De alguma forma eu me culpei pelas crises. Por que eu não fui mais forte? Por que não segurei a onda? Por que precisei que minha mãe me ajudasse, já que na época meu namorado-marido estava viajando a trabalho? Por que eu precisava da minha mãe até para tomar banho? Por quê? Qualquer coisa me assustava, eu não tinha domínio sobre minhas emoções. É muito difícil explicar para quem nunca teve, pois parece exagero. Só quem já teve alguma crise, só quem passa por isso sabe o quanto é difícil lidar com a sensação de morte, com a sensação de pânico. Me senti pequena, me senti diferente, me senti louca, me senti diminuída. E a culpa era dele, o orgulho. A culpa era minha, pois nunca soube pedir ajuda, pois nunca soube dizer PRECISO DE VOCÊ. Eu era muda para essas palavras. Não conseguia, não saía, não me pertencia. Por isso, demorei pra pedir ajuda para a minha família, para quem me amava, para quem ia ficar ao meu lado. E hoje eu não me culpo, sei que isso pode acontecer com qualquer um, sei que ninguém é herói ou heroína, sei que não sou melhor nem pior por causa disso, sei que vou ter que conviver com isso até o fim da vida.
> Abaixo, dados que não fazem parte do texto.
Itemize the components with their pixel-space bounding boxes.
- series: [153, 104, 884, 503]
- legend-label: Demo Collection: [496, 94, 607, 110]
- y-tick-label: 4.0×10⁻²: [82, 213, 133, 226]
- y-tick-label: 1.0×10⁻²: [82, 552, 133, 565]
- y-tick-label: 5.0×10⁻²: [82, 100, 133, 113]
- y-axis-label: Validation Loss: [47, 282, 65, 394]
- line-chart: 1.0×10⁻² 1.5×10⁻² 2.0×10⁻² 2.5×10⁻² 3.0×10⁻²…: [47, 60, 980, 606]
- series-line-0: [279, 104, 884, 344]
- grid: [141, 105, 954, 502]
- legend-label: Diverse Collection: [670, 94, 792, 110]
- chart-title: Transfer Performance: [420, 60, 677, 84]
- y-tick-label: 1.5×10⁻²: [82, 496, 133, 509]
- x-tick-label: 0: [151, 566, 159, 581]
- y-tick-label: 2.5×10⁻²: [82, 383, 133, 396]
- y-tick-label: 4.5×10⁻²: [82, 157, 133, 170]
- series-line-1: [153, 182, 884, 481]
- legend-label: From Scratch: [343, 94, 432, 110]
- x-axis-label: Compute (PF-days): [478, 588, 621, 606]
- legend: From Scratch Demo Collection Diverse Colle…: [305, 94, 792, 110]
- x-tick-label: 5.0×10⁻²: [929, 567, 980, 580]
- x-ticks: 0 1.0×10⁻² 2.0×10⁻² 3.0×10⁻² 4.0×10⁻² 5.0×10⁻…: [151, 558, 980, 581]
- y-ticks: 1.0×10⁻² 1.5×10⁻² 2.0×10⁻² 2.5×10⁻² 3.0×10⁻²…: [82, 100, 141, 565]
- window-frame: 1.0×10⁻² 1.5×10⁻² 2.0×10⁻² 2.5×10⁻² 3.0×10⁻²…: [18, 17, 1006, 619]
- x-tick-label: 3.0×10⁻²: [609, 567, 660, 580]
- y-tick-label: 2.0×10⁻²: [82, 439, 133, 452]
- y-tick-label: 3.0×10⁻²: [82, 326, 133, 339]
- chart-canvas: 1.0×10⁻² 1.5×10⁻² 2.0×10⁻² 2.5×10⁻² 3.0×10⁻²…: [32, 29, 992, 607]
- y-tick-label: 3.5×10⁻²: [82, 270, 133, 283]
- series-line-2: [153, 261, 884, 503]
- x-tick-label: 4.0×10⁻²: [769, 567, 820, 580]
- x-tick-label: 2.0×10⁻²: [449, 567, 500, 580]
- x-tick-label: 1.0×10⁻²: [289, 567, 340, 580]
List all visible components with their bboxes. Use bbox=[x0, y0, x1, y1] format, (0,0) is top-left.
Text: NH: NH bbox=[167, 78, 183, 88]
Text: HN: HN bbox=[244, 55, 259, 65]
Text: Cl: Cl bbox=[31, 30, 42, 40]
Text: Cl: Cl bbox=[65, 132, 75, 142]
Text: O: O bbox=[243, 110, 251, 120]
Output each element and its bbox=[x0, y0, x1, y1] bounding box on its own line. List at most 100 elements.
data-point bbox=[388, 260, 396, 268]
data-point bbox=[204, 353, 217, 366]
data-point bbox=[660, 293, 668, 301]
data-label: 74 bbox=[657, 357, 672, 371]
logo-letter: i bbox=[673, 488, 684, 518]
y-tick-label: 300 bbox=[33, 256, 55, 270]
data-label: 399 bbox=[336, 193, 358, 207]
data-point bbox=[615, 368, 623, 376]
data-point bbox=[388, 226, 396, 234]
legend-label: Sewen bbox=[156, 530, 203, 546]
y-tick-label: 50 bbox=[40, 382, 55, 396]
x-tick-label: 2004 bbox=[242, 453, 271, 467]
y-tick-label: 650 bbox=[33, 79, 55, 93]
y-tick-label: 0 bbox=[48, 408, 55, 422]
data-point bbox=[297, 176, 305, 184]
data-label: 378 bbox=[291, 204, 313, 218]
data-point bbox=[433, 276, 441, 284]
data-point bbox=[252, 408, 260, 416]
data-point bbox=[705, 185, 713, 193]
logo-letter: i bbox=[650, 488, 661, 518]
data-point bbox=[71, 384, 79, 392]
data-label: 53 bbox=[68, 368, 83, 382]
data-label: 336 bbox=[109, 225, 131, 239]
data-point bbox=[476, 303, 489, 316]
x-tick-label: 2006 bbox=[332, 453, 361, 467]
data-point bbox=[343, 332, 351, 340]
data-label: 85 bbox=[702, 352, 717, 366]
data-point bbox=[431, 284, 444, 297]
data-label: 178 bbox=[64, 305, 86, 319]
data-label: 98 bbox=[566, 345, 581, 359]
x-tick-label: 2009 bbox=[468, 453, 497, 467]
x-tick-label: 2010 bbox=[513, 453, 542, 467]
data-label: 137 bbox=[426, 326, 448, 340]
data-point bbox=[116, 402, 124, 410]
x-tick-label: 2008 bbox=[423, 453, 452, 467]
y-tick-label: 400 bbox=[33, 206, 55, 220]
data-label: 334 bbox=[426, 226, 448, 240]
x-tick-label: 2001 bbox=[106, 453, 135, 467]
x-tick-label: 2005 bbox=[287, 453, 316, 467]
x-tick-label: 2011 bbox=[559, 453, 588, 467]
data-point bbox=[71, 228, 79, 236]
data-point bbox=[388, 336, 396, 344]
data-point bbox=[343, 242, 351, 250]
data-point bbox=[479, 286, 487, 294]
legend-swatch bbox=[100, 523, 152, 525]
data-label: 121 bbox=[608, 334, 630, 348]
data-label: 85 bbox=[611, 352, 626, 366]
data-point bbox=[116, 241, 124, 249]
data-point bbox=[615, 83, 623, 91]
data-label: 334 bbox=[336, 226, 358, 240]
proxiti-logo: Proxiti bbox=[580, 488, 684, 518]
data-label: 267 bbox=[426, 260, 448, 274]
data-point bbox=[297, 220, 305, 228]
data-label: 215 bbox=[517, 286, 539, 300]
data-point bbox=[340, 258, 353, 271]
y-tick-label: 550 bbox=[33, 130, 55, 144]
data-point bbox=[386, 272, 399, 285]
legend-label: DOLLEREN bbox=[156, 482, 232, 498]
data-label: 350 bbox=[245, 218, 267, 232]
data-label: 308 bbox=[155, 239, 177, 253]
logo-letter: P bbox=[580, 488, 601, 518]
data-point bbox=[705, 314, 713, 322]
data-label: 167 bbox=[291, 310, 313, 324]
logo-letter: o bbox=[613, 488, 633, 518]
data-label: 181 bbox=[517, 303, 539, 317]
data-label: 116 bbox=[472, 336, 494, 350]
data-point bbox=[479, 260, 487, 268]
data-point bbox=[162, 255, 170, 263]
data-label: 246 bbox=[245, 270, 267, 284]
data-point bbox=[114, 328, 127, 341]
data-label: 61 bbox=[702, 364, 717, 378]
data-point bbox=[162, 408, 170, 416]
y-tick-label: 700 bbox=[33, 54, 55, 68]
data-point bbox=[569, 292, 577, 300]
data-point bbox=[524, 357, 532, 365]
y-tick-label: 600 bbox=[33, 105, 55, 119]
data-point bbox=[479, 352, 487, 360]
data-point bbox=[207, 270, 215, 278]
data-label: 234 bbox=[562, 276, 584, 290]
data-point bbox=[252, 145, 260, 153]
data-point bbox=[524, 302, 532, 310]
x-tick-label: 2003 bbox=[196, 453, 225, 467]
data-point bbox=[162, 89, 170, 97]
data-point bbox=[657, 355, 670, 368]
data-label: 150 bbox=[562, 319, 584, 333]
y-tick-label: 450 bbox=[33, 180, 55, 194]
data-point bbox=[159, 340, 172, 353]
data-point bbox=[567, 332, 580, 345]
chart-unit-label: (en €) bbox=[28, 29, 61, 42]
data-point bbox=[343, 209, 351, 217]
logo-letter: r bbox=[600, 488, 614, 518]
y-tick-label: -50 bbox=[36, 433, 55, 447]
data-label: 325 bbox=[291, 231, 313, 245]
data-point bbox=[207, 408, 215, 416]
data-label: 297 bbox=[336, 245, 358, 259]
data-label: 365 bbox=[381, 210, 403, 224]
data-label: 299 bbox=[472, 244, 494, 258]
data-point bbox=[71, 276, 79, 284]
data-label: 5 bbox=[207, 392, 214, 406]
Uma noite, eu estava no nordeste, tinha acabado de tomar banho e estava com uma dor no braço direito. Lembrei que muita gente que tem AVC fica com dor no braço ou perna. Algo me dizia que aquela seria minha última noite de vida. Meu braço inteiro doía, eu não conseguia respirar direito, achava que ia morrer naquele momento. Então, o Francisco segurou minhas mãos, me ajudou a respirar, me disse que era uma dor normal, comum, que eu não ia ter nada. Eu não acreditei em uma palavra que ele disse, mas ele insistiu, me abraçou, eu chorei, chorei, chorei, de medo, de pavor, de tudo, chorei muito. E tomei um Frontal. Aquela sensação demorou a passar, mas foi passando, passando. E não morri.
Hoje, as crises diminuíram, quase não existem. Hoje, tomo medicamento (e em breve vou poder parar de tomar). Hoje, faço terapia uma vez por semana com um psiquiatra ótimo, excelente, que vale cada centavo que pago. Hoje, sou mais segura. Hoje, consigo andar de elevador sem suar. Hoje, tomo banho sozinha. Hoje, durmo sem medo de morrer. Hoje, não tenho medo de coisas simples. Hoje, a única coisa que ainda me deixa desconfortável é lugar muito cheio. Preciso de ar, preciso respirar, lugares lotados não me fazem muito bem. Hoje, não tenho mais medo de viver. Hoje, me perdoei por ter chorado de medo tantas e tantas vezes. Hoje, aprendi que posso conviver com isso. E que sou mais forte.